When the state Constitution was adopted in 1947, it provided for a four-year term for the governor, beginning with the 1949 election — a clear intention by the document’s framers that New Jersey’s chief executive would be chosen in the off year free from the influence of presidential election politics.
Writing it into the state’s governing charter would guarantee that New Jersey voters would be the ultimate decision-makers for the state’s leader and would not be unduly swayed — either beneficial or detrimental — by a top of the ticket national candidate.
By and large, the decision proved to be a wise one. Presidential landslides have lost momentum by the time New Jersey chooses a governor a year later, effectively clipping the victor’s coattails and foreclosing the potential for a candidate to ride into the Statehouse on the back of a president rather than on his or her own strengths.
It is, of course, impossible to totally isolate a national Administration from state politics, but the off year election does serve to minimize the impact of presidential performance and make success or failure less dependent on outside forces.
Gubernatorial candidates in both parties have historically aligned themselves with or in opposition to a sitting president — partisanship is, after all, alive and well — but victory or defeat rests more often on a potential governor’s outlook on issues closer to home — taxes, education, transportation, environment, economic development and job creation.
This year, though, as Gov. Phil Murphy seeks to become the first Democrat to win re-election since 1977 and Republican nominee Jack Ciattarelli attempts to overcome New Jersey’s Democratic million voter registration edge, President Biden and his immediate predecessor Donald Trump have been cast as central players in the campaign.

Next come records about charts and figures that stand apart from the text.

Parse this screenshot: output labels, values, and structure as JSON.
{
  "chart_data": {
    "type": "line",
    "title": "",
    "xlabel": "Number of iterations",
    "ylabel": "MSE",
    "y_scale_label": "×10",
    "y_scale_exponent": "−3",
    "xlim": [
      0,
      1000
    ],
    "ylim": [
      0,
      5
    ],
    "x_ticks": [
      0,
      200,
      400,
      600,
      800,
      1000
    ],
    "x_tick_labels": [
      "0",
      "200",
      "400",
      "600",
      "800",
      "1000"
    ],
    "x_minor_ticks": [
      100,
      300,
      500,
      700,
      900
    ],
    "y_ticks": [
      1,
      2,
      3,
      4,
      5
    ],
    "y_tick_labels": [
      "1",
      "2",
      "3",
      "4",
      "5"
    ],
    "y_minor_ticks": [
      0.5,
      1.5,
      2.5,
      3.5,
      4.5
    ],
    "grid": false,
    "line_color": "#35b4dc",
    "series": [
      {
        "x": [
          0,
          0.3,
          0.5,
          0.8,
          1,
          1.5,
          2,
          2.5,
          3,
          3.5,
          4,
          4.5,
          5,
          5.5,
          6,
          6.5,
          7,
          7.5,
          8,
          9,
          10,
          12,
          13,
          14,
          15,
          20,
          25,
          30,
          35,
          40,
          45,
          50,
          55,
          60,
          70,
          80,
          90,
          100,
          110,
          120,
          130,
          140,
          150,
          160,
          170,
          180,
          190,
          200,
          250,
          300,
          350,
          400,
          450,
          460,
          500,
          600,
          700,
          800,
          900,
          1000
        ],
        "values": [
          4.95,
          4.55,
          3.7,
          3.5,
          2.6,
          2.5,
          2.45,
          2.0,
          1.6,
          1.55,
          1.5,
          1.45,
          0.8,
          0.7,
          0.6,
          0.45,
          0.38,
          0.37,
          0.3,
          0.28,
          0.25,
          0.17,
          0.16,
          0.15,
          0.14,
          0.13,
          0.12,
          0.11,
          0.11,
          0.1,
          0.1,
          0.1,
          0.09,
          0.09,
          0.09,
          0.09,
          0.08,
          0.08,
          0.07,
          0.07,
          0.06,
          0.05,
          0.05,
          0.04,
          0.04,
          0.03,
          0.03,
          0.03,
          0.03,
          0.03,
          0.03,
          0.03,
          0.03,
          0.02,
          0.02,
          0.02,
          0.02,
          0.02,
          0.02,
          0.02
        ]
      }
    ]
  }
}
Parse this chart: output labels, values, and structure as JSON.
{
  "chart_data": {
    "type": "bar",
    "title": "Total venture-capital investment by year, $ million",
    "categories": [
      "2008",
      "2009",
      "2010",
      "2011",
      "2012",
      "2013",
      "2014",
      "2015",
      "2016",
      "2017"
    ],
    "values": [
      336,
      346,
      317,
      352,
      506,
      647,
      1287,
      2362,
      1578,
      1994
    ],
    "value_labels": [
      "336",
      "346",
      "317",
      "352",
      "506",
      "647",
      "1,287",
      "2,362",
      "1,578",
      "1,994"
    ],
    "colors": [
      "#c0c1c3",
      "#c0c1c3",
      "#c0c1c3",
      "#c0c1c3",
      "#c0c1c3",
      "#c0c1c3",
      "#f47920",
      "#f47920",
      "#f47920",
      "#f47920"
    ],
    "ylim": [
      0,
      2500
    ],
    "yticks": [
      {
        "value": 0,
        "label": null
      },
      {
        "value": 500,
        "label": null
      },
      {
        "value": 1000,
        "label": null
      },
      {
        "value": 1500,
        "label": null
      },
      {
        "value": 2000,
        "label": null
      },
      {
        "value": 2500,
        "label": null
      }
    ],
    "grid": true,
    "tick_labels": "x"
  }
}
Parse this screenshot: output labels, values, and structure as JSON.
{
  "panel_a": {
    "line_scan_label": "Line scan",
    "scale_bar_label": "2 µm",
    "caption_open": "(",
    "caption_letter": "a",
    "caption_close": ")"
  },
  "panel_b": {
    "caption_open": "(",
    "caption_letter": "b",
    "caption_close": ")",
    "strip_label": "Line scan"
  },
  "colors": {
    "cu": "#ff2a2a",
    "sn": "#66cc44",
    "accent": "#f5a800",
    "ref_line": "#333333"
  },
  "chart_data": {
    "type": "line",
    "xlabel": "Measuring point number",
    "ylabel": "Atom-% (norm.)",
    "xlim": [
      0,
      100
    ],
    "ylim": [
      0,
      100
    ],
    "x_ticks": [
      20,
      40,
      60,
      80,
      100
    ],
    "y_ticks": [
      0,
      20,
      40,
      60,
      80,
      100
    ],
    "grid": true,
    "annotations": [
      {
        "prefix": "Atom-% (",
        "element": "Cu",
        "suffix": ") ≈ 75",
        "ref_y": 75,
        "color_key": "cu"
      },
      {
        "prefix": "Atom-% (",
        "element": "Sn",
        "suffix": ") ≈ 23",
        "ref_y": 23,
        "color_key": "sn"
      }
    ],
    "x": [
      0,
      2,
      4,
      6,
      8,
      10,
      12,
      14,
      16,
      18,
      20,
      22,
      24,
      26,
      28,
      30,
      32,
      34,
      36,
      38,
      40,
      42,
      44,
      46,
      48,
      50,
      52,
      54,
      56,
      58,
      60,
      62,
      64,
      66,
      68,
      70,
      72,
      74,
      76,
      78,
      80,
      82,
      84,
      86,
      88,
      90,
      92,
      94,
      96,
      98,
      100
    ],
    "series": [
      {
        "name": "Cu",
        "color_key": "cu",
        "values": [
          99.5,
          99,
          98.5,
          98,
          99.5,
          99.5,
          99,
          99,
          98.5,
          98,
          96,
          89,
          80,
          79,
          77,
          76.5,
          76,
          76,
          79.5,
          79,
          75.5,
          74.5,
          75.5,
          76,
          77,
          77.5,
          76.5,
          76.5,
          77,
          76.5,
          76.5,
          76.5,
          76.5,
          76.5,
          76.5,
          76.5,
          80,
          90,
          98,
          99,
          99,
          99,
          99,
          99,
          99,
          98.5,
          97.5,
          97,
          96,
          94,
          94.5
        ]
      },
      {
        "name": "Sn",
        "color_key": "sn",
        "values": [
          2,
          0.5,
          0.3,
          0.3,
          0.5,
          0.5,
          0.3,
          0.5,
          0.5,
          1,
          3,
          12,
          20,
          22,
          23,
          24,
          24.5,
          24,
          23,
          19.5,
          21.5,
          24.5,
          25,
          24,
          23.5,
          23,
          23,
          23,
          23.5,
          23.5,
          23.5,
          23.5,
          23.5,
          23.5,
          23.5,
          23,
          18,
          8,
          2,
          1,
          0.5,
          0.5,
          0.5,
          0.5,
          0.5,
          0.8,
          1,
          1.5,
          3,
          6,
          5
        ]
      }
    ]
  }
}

Murphy has portrayed his challenger as a Trump-like figure who shares the ex-president’s conspiracy theories and fantasy that the 2020 election was stolen from him.
As governor, Murphy contends, Ciattarelli will bring the Trumpian philosophy to New Jersey and reverse much of the progress the governor boasts has brought enormous benefits to taxpayers.
In 2020, Biden defeated Trump 57 to 41 percent in New Jersey and the ex-President has remained wildly unpopular in the state.
Ciattarelli is hoping to reap the benefit of the precipitous decline in Biden’s public approval, a freefall which has driven the president’s approval into the low 40 percent range.
The badly botched withdrawal of the military from Afghanistan and the deaths of 13 service personnel there, the crisis at the southern border, and the resurgence of the COVID-19 pandemic have put the White House back on its heels.
Along with the heightened possibility that the president’s $4.5 trillion two bill infrastructure package will fail in Congress over fierce Democratic Party infighting, the past several weeks have been a public relations and policy nightmare for the president.
Whether the battering Biden has absorbed will translate into a widespread loss of confidence among independent voters in New Jersey and spill over onto the Murphy campaign is unclear.
Murphy and Biden both continue to enjoy majority public support in the state, but the daily drumbeat of unfavorable news and analysis, accompanied by television images of overflowing hospitals struggling to care for COVID infected individuals or immigrants massed in horrific conditions at the southern border is bound to have an impact.
The Ciattarelli campaign was buoyed by two recent polls showing that he had gained considerable ground on Murphy, closing a double-digit lead once held by the governor and suggesting the contest was much more competitive than in its initial stages.
One of the polls was a Republican campaign survey and, like all campaign commissioned polls, the favorable results should be viewed with some skepticism.
Despite some grumbling and criticism over Murphy’s response to the pandemic, he’s managed to maintain public support for his mask wearing mandate and vaccination protocol.
Ciattarelli’s opposition, framed as a matter of individual rights and liberties, has left him vulnerable and on the wrong side of public opinion.
Moreover, his muddled and dubious explanation for attending a “Stop the Steal” rally in support of Trump’s insistence that Biden’s election was illegitimate, fell flat and played into Murphy’s assertions of his being a Trump captive.
While New Jersey has become one of the most reliable Democratic states in the country, its’ voters have demonstrated an independent — if not downright contrary — streak in gubernatorial contests.
Of the nine governors elected since 1969, five have been Democrats and four Republicans. And, since 1977, only incumbent Republicans have won second terms.
The off year gubernatorial election system is largely responsible for the rather competitive nature of the contests, demonstrating that voters can easily put aside their feelings about whoever the president is and concentrate on closer to home issues when making their decision.
While this year has altered the landscape somewhat in terms of presidential influence, a dramatic sea change is unlikely.
Carl Golden is a senior contributing analyst with the William J. Hughes Center for Public Policy at Stockton University.